April 27, 2008
Danielle Elwood of ICAN of Connecticut recently began an outreach to the birth community of our fair state. It seems that she contacted Governor Jodi Rell to request support officially acknowledging April as a Cesarean Awareness Month:
“The reason I am writing you today is about Cesarean Awareness Month which took place in April. As the founder and leader of ICAN of Connecticut, I took it upon myself to contact Governor Rell with a request to recognize April as Cesarean Awareness Month but I was met with closed doors. After being denied I called and spoke with someone on Governor Rell’s legal team who explained to me that the Governor cannot support such a controversial cause.”
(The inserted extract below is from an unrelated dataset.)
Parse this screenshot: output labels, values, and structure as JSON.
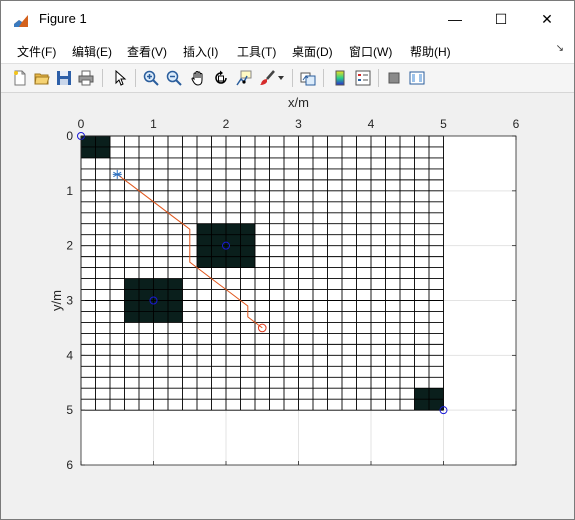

Is it any wonder that our state’s Medical Examining Board enjoys the power it wields over midwives? Gov. Rell we encourage you to learn more about the process of normal, natural childbirth and the history of misused and abused obstetrics. We encourage you to talk to your peers in states where midwifery is welcomed as a safe option for low risk women. Midwives reduce the unnecessary c-section rate and that shouldn’t be controversial.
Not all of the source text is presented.